Home Office strike suspended as more than 1,000 new jobs announced

A planned strike tomorrow (26 July) by PCS members in the Home Office has been suspended after officials told the union last night there will be significant investment in the border force and passport service and confirmed this would mean more than 1,000 new jobs.

The strike would have included staff across the Home Office, including the UK Border Agency, the Identity and Passport Service and Criminal Records Bureau.

The union has been pressing since January 2011 for meaningful negotiations over the government’s plans to cut 8,500 Home Office jobs, a third of the workforce, including 1,000 from the border force and more than 5,000 across UKBA as a whole.

In a significant development, the Home Office is now advertising 800 new permanent jobs at the borders – including posts at Heathrow, Gatwick, Luton and other airports and ports across the UK – and will be recruiting 300 new jobs in the passport service.

The union says this is a welcome step towards a recognition that the Home Office has been cracking under the strain of massive job cuts – with long queues at airports, a backlog of 276,000 unresolved immigration and asylum cases, and reports of holidaymakers having to wait weeks and travel miles across the country to get a passport.

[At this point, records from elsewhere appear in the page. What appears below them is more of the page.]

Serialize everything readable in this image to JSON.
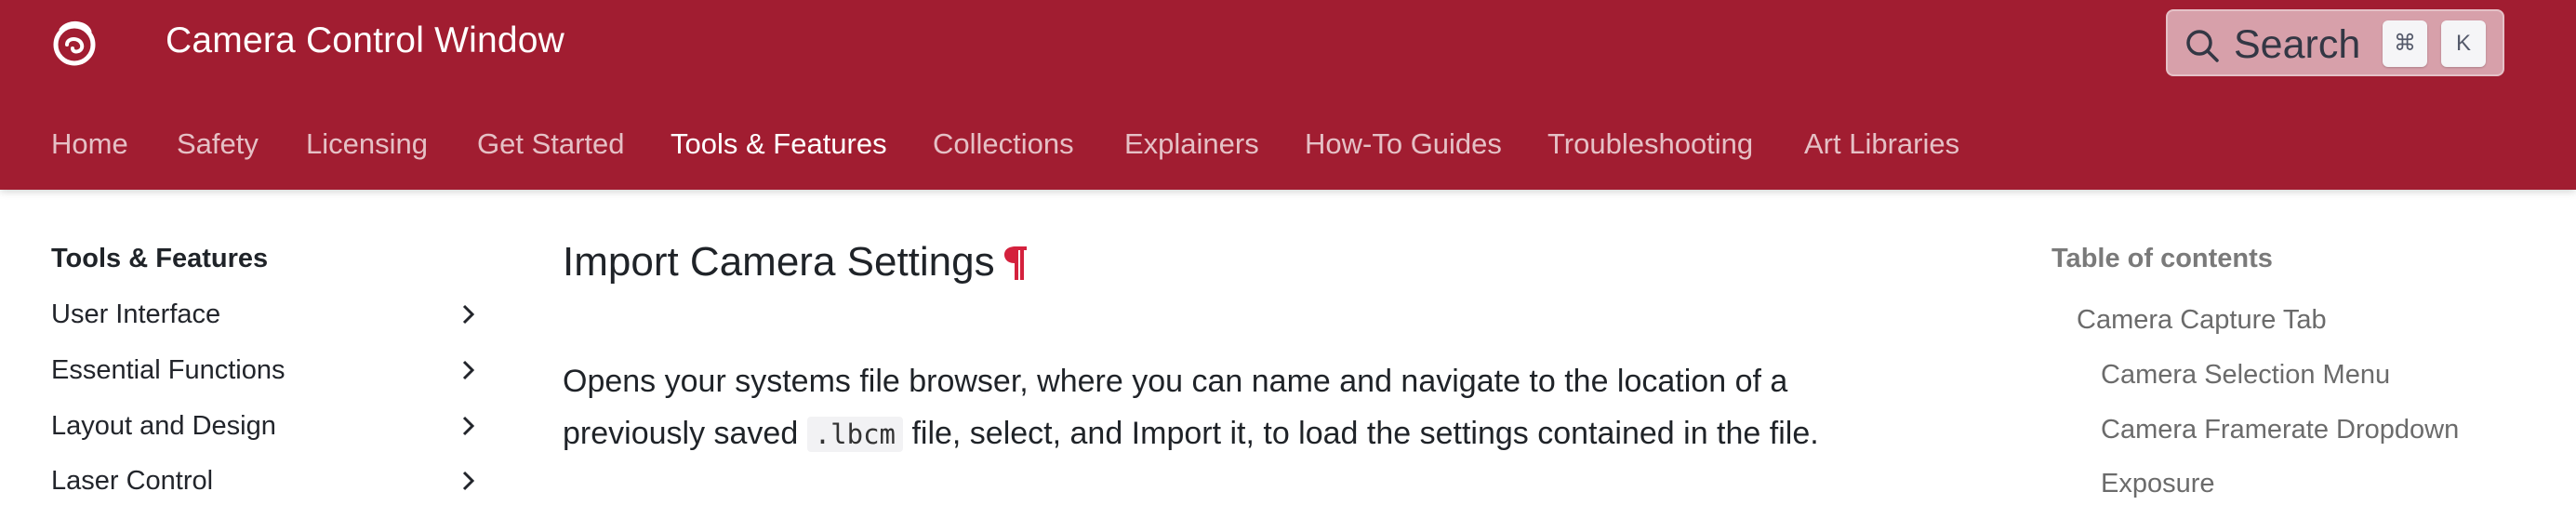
{
  "header": {
    "site_title": "Camera Control Window",
    "logo_icon": "swirl-logo-icon",
    "search": {
      "label": "Search",
      "shortcut_keys": [
        "⌘",
        "K"
      ]
    },
    "nav_tabs": [
      {
        "label": "Home",
        "active": false
      },
      {
        "label": "Safety",
        "active": false
      },
      {
        "label": "Licensing",
        "active": false
      },
      {
        "label": "Get Started",
        "active": false
      },
      {
        "label": "Tools & Features",
        "active": true
      },
      {
        "label": "Collections",
        "active": false
      },
      {
        "label": "Explainers",
        "active": false
      },
      {
        "label": "How-To Guides",
        "active": false
      },
      {
        "label": "Troubleshooting",
        "active": false
      },
      {
        "label": "Art Libraries",
        "active": false
      }
    ]
  },
  "sidebar": {
    "title": "Tools & Features",
    "items": [
      {
        "label": "User Interface"
      },
      {
        "label": "Essential Functions"
      },
      {
        "label": "Layout and Design"
      },
      {
        "label": "Laser Control"
      }
    ]
  },
  "main": {
    "heading": "Import Camera Settings",
    "anchor_symbol": "¶",
    "paragraph": {
      "before_code": "Opens your systems file browser, where you can name and navigate to the location of a previously saved ",
      "code": ".lbcm",
      "after_code": " file, select, and Import it, to load the settings contained in the file."
    }
  },
  "toc": {
    "title": "Table of contents",
    "links": [
      {
        "label": "Camera Capture Tab",
        "level": 1
      },
      {
        "label": "Camera Selection Menu",
        "level": 2
      },
      {
        "label": "Camera Framerate Dropdown",
        "level": 2
      },
      {
        "label": "Exposure",
        "level": 2
      }
    ]
  },
  "colors": {
    "header_bg": "#a11d31",
    "anchor_accent": "#d4213d",
    "search_bg": "#d7a0aa"
  }
}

The union says it has secured a commitment to ongoing negotiations to address the issues under dispute, in particular efforts to avoid compulsory redundancies in the passport agency.

Taking these factors into account, the union is announcing today that it will not go ahead with strike action planned for tomorrow and industrial action short of a strike scheduled to run until 20 August, to allow for these talks to take place.

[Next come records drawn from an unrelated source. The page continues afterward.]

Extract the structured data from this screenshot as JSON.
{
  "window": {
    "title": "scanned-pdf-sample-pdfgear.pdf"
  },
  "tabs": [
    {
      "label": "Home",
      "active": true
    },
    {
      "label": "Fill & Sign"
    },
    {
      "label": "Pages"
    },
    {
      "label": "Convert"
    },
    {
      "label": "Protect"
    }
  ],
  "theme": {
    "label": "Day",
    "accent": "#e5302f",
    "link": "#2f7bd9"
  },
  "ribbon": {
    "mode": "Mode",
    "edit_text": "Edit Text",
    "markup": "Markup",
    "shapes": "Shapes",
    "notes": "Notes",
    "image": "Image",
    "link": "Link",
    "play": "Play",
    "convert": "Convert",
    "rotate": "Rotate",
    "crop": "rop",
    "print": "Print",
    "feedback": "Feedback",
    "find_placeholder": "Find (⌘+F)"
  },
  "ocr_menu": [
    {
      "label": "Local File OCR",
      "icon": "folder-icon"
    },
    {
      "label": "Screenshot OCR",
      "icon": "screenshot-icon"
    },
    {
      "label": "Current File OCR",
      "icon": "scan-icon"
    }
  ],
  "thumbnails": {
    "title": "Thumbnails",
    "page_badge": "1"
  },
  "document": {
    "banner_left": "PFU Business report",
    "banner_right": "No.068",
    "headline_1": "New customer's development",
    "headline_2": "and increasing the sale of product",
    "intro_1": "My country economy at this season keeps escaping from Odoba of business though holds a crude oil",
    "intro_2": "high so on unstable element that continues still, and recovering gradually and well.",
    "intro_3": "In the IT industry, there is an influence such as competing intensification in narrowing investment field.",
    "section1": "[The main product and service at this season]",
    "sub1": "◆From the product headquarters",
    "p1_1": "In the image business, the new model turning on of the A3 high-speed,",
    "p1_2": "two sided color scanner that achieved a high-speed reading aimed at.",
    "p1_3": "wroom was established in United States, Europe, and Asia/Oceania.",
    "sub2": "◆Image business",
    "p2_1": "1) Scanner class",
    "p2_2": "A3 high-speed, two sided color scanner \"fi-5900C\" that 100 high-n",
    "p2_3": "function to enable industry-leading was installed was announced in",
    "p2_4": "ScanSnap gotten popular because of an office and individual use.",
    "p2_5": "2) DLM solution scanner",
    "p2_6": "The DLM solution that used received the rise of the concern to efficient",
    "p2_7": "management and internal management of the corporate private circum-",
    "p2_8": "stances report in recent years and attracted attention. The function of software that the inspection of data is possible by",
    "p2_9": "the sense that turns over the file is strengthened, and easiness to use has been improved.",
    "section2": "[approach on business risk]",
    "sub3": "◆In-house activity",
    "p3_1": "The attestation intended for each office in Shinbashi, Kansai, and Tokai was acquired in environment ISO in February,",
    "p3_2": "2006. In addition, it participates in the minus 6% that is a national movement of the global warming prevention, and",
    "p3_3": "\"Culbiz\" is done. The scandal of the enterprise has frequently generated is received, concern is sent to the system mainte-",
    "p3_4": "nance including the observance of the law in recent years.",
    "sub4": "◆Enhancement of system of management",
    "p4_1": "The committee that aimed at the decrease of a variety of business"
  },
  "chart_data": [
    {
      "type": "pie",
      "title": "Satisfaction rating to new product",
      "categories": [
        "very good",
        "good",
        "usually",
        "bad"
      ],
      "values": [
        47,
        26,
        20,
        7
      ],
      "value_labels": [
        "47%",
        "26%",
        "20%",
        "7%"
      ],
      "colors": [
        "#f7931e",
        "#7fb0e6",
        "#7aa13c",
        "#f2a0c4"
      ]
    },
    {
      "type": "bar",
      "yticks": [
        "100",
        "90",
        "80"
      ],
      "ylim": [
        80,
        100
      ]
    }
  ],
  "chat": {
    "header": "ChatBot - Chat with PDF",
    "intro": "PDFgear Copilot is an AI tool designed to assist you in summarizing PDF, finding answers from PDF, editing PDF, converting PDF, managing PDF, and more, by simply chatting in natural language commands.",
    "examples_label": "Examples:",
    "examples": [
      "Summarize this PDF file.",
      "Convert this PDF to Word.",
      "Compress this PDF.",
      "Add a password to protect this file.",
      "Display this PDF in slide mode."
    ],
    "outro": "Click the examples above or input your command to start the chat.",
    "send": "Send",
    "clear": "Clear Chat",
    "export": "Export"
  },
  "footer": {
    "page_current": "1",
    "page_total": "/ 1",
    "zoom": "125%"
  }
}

The union adds that it had been planning to robustly defend itself against any legal challenge by the Home Office and was confident of success.

PCS general secretary Mark Serwotka said: “These new jobs are a welcome step towards a recognition that the Home Office has been cracking under the strain of massive job losses, and that the answer is not more cuts but more investment.

“We are pleased that with these new posts and the progress made in talks we are able to avert a strike ahead of the Olympics. But we first raised our concerns 18 months ago, so it is deeply regrettable that ministers allowed this dispute to escalate.

“I would like to place on record my admiration for our members in the Home Office and elsewhere who have been subjected to a disgraceful and unprecedented level of vitriol from ministers and sections of the media in recent days.

“These staff work tirelessly to serve the public and only want to improve the very important services they provide, not see them go to ruin before their eyes because of government cuts.

“I hope ministers will now take this opportunity to engage with us in meaningful negotiations to ensure these essential public services are maintained and improved long into the future, not just for the Olympics.”

PCS parliamentary group chair John McDonnell said: “Thank goodness the government has seen sense. The union has secured a tremendous breakthrough to protect its members’ jobs. “This could have been sorted weeks ago. There was no need for this heavy-handed brinkmanship by the government.”